As well as the axial loads, the tubes are subject to local bending effects due to imperfect alignment of the tubes' axes with your supports, and
as Nasty-bob mentioned, you will get local bending due to the eccentric load from the spring/damper. The lever arm for the damper should be no more
than maybe 70 mm? I.e. it's the distance between the bottom balljoint and the damper mounting bush.
If you assume the car is braking so hard it's stood on its nose, enter a damper force equal to half the car's weight. Multiply by say 3 to
account for dynamic effects (bumps). Then multiply by 70 mm and divide by 2 to get your bending moment in each tube.
A compression strut subject to combined bending and compression is up against it as far as buckling is concerned. This will explain why lower
wishbones fail just inboard of where the damper mounting plate ends.
Hope that all makes sense, and is of some help!
Cheers R
Thank you both for your help! I'm gonna get back onto it tomorrow morning and see what I can do.
It's interesting what you say about the wishbones rachaeljf, it seemed wrong to me, but that's the way my lecturers told me to do it!
Wasn't going to incorporate the dampers/springs into this project but you've got me thinking now.
And the FOC of 10 is again my lecturers. Point about the torque/torsion taken
Cheers,
Badger
Well, if your lecturers can't spot the problems in your spreadsheet, I'd worry about your lecturers!!!
I've had a little play with your spreadsheet, have a look and see what you think. By the way, I've tidied up your SI units and trimmed some
of the decimal places. Good presentation will score more marks!
Cheers R
Sorry about the twisting thing, just gets on my nerves abit, and probably isn't too impressive to a prospective employer.

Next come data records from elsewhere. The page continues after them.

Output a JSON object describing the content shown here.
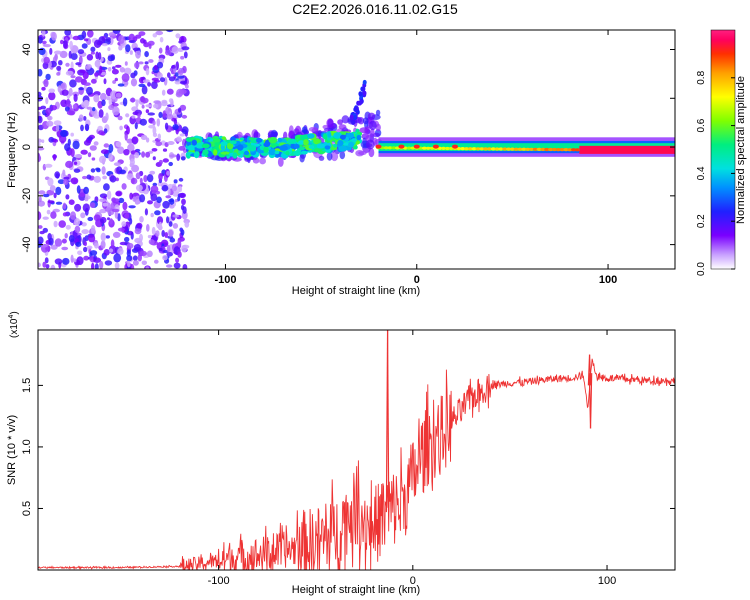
{
  "figure_title": "C2E2.2026.016.11.02.G15",
  "chart_data": [
    {
      "type": "heatmap",
      "panel": "top",
      "xlabel": "Height of straight line (km)",
      "ylabel": "Frequency (Hz)",
      "xlim": [
        -198,
        135
      ],
      "ylim": [
        -50,
        48
      ],
      "xticks": [
        -100,
        0,
        100
      ],
      "xtick_labels": [
        "-100",
        "0",
        "100"
      ],
      "yticks": [
        -40,
        -20,
        0,
        20,
        40
      ],
      "ytick_labels": [
        "-40",
        "-20",
        "0",
        "20",
        "40"
      ],
      "colorbar": {
        "label": "Normalized spectral amplitude",
        "range": [
          0,
          1
        ],
        "ticks": [
          0.0,
          0.2,
          0.4,
          0.6,
          0.8
        ],
        "tick_labels": [
          "0.0",
          "0.2",
          "0.4",
          "0.6",
          "0.8"
        ]
      },
      "regions": [
        {
          "description": "noise",
          "x_range": [
            -198,
            -120
          ],
          "freq_range": [
            -50,
            48
          ],
          "amplitude_range": [
            0.05,
            0.25
          ]
        },
        {
          "description": "broadband signal",
          "x_range": [
            -120,
            -30
          ],
          "freq_range": [
            -8,
            10
          ],
          "amplitude_range": [
            0.3,
            0.6
          ]
        },
        {
          "description": "narrowband carrier",
          "x_range": [
            -20,
            135
          ],
          "freq_range": [
            -2,
            2
          ],
          "amplitude_range": [
            0.6,
            1.0
          ]
        }
      ]
    },
    {
      "type": "line",
      "panel": "bottom",
      "xlabel": "Height of straight line (km)",
      "ylabel": "SNR (10 * v/v)",
      "y_multiplier_label": "(x10",
      "y_multiplier_exp": "4",
      "y_multiplier_close": ")",
      "xlim": [
        -193,
        135
      ],
      "ylim": [
        0,
        1.95
      ],
      "xticks": [
        -100,
        0,
        100
      ],
      "xtick_labels": [
        "-100",
        "0",
        "100"
      ],
      "yticks": [
        0.5,
        1.0,
        1.5
      ],
      "ytick_labels": [
        "0.5",
        "1.0",
        "1.5"
      ],
      "line_color": "#ee3333",
      "series": [
        {
          "name": "SNR",
          "x": [
            -193,
            -150,
            -120,
            -110,
            -100,
            -90,
            -80,
            -70,
            -60,
            -50,
            -40,
            -35,
            -30,
            -25,
            -20,
            -15,
            -10,
            -5,
            0,
            5,
            10,
            15,
            20,
            25,
            30,
            40,
            50,
            60,
            70,
            80,
            88,
            90,
            92,
            95,
            100,
            110,
            120,
            135
          ],
          "y": [
            0.02,
            0.02,
            0.03,
            0.05,
            0.08,
            0.1,
            0.12,
            0.15,
            0.18,
            0.22,
            0.3,
            0.4,
            0.5,
            0.4,
            0.35,
            0.45,
            0.5,
            0.55,
            0.75,
            0.95,
            1.05,
            1.1,
            1.2,
            1.3,
            1.4,
            1.5,
            1.52,
            1.53,
            1.55,
            1.56,
            1.58,
            1.3,
            1.7,
            1.57,
            1.56,
            1.55,
            1.54,
            1.54
          ],
          "spikes": [
            {
              "x": -13,
              "y": 1.95
            },
            {
              "x": 91,
              "y": 1.75
            },
            {
              "x": 91.5,
              "y": 1.15
            }
          ]
        }
      ],
      "noise_envelope": [
        {
          "x_range": [
            -120,
            -100
          ],
          "amplitude": 0.1
        },
        {
          "x_range": [
            -100,
            -60
          ],
          "amplitude": 0.25
        },
        {
          "x_range": [
            -60,
            -20
          ],
          "amplitude": 0.5
        },
        {
          "x_range": [
            -20,
            20
          ],
          "amplitude": 0.55
        },
        {
          "x_range": [
            20,
            40
          ],
          "amplitude": 0.2
        },
        {
          "x_range": [
            40,
            135
          ],
          "amplitude": 0.05
        }
      ]
    }
  ]
}
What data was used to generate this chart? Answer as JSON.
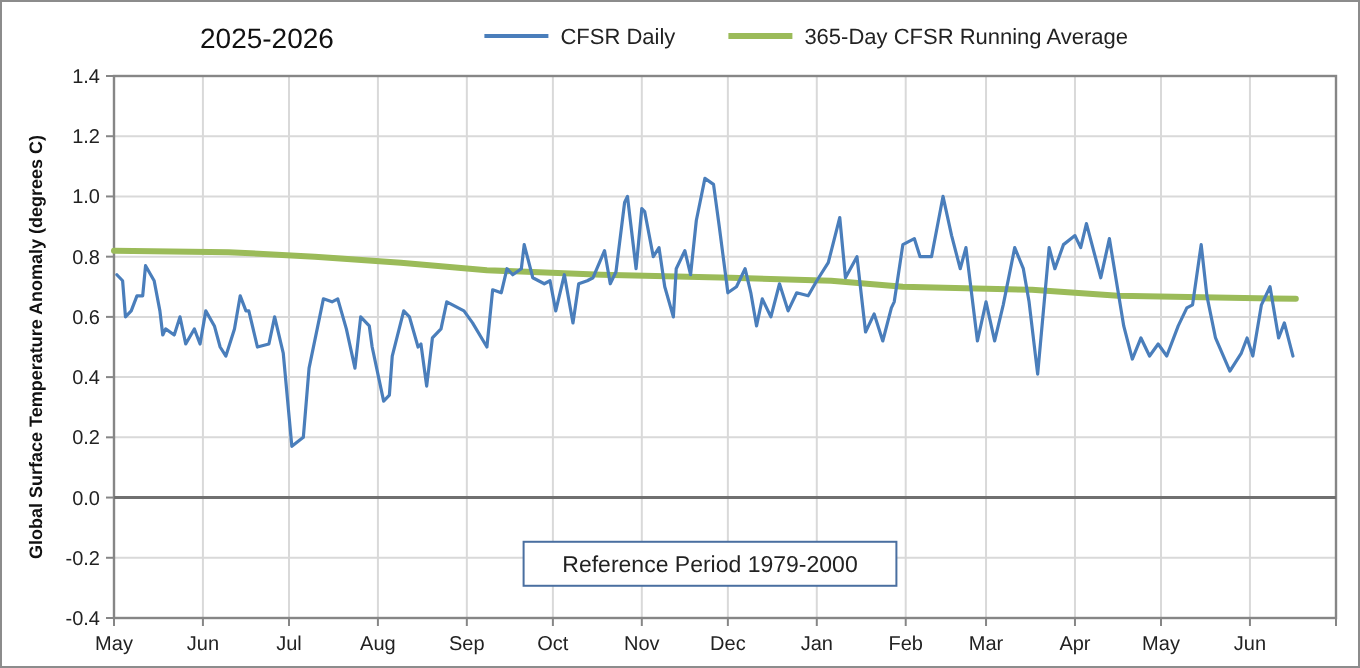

I managed some FEA, not CFD, not usre where that came from. The maximum von mises stress is 43 MPa, with a software library defined Yield of 325 MPa
for AISI 1015. That is with the load on the apex of the two members, restraint is the mounts, load of 6927 N. It isn't the most complex of
models, but gives an idea.
On a side note, 47mm dia tube!!!!!!! Good enough for a tank.
I'll see if i can get a pic up at some point.
Resultantant force in rear wishbone, 5970 N
front, 4011 N.
[Edited on 30/4/09 by brianthemagical]
[Edited on 1/5/09 by brianthemagical]
As i said above, it is a simple model, but should be good enough.
[Edited on 30/4/09 by brianthemagical]
[Edited on 1/5/09 by brianthemagical]
Rescued attachment wishbone, ish-study 1-stress-stress1.jpg
Ok, here goes...
Stop confusing Mass and Weight.
Stop calling a weight or force a Mass and stop calling a mass a weight
tidy up your equations so that G isn't being put in and then taken out again in every other line.
I get:
B3 = 9810 N
B10 = 14172 N
B11 = 1.44 (stop quoting too many places!!)
B12 = 14172 N
B13 = 2953 N
B14 = 10629 N
B15 = 75%
B16 = 5315 N
After this your wishbone force analysis is wrong. You need to think about how you are resolving the loads that you calculate in B16 and B21 to give
the answer in B25.
I get a force on the lower wishbone of 11123 N and a force on the upper wishbone of 5809 N.
The forces don't seem to be dealt with in a clear way from then on. You have calculated the forces on each arm of the wishbone but you use the
total force on the the wisbone in your stress due to offset calcs.
The very high stresses in the wishbone tubes are usually mitigated by reinforcing the damper mounting position. Note that in the locost design this is
done by welding on a substantial plate to the lower wishbone outer end.
Thanks for all your feedback guys, it's very much appreciated!
As for fee's if your at stoneleigh sunday I'll buy you a beer
Havn't had the chance to go over it today due to workload but since it's due in next thursday I'd better get me arse in gear!
Thanks again. you've all been very helpful!
I happen to be at Stoneleigh on Sun, but i don't think it's possible to buy beer in small enough quantities, and i'm off beer due to massive workloads and Uni deadline.